求 $$\prod_{i=1}^n\prod_{j=1}^mf_{gcd(i,j)}$$
对质数取模,多组询问。
$1\leq t\leq 1000,1\leq n,m\leq 10^6$
Solution
$$\begin{aligned}\Rightarrow&\prod_{d=1}^{min{n,m}}f(d)^{\sum\limits_{i=1}^{\left\lfloor\frac{n}{d}\right\rfloor}\sum\limits_{j=1}^{\left\lfloor\frac{m}{d}\right\rfloor}[gcd(i,j)=1]}\=&\prod_{d=1}^{min{n,m}}f(d)^{\sum\limits_{i=1}^{\left\lfloor\frac{n}{d}\right\rfloor}\sum\limits_{j=1}^{\left\lfloor\frac{m}{d}\right\rfloor}\sum\limits_{k\mid gcd(i,j)}\mu(k)}\=&\prod_{d=1}^{min{n,m}}f(d)^{\sum\limits_{k=1}^{min\left{\left\lfloor\frac{n}{d}\right\rfloor,\left\lfloor\frac{m}{d}\right\rfloor\right}}\mu(k)\left\lfloor\frac{n}{kd}\right\rfloor\left\lfloor\frac{m}{kd}\right\rfloor}\end{aligned}$$
令 $T=kd$ $$\prod_{T=1}^{min{n,m}}\prod_{d\mid T}f(d)^{\mu\left(\frac{T}{d}\right)\left\lfloor\frac{n}{T}\right\rfloor\left\lfloor\frac{m}{T}\right\rfloor}$$
我们把其中类似于狄利克雷卷积形式的东西记做 $F(T)$ $$\prod_{T=1}^{min{n,m}}F(T)^{\left\lfloor\frac{n}{T}\right\rfloor\left\lfloor\frac{m}{T}\right\rfloor}$$
那么可以枚举因子来求 $F(T)$ ,显然可以在近似于 $O(n\ln~n)$ 的时限内预处理出来。然后数论分块的复杂度为 $O(t \sqrt n)$ 。
Code
//It is made by Awson on 2018.2.22
#include <bits/stdc++.h>
#define LL long long
#define dob complex<double>
#define Abs(a) ((a) < 0 ? (-(a)) : (a))
#define Max(a, b) ((a) > (b) ? (a) : (b))

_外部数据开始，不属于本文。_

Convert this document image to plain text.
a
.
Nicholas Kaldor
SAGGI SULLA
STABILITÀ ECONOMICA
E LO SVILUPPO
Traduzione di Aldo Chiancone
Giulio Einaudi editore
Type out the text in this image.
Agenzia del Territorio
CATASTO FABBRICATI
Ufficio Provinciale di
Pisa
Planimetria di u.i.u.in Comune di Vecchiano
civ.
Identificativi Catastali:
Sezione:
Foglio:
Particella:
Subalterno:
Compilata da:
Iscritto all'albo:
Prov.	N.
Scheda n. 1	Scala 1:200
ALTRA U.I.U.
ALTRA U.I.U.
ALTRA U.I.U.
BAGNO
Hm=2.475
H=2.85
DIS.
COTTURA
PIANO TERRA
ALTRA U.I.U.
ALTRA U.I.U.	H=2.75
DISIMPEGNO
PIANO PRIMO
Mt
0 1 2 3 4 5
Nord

#define Min(a, b) ((a) < (b) ? (a) : (b))
#define Swap(a, b) ((a) ^= (b), (b) ^= (a), (a) ^= (b))
#define writeln(x) (write(x), putchar('\n'))
#define lowbit(x) ((x)&(-(x)))
using namespace std;
const int N = 1e6;
const int yzh = 1e9+7;
void read(int &x) {
char ch; bool flag = 0;
for (ch = getchar(); !isdigit(ch) && ((flag |= (ch == '-')) || 1); ch = getchar());
for (x = 0; isdigit(ch); x = (x<<1)+(x<<3)+ch-48, ch = getchar());
x *= 1-2*flag;
}
void print(LL x) {if (x > 9) print(x/10); putchar(x%10+48); }
void write(LL x) {if (x < 0) putchar('-'); print(Abs(x)); }
int n, m, t, mu[N+5], f[N+5], F[N+5];
int isprime[N+5], prime[N+5], tot, inv[N+5];
int quick_pow(int a, int b) {
int ans = 1;
while (b) {
if (b&1) ans = 1ll*ans*a%yzh;
b >>= 1, a = 1ll*a*a%yzh;
}
return ans;
}
void get_pre() {
inv[1] = inv[2] = f[1] = f[2] = 1; for (int i = 3; i <= N; i++) f[i] = (f[i-1]+f[i-2])%yzh, inv[i] = quick_pow(f[i], yzh-2);
for (int i = 0; i <= N; i++) isprime[i] = F[i] = 1; isprime[1] = 0, mu[1] = 1;
for (int i = 2; i <= N; i++) {
if (isprime[i]) prime[++tot] = i, mu[i] = -1;
for (int j = 1; j <= tot && i*prime[j] <= N; j++)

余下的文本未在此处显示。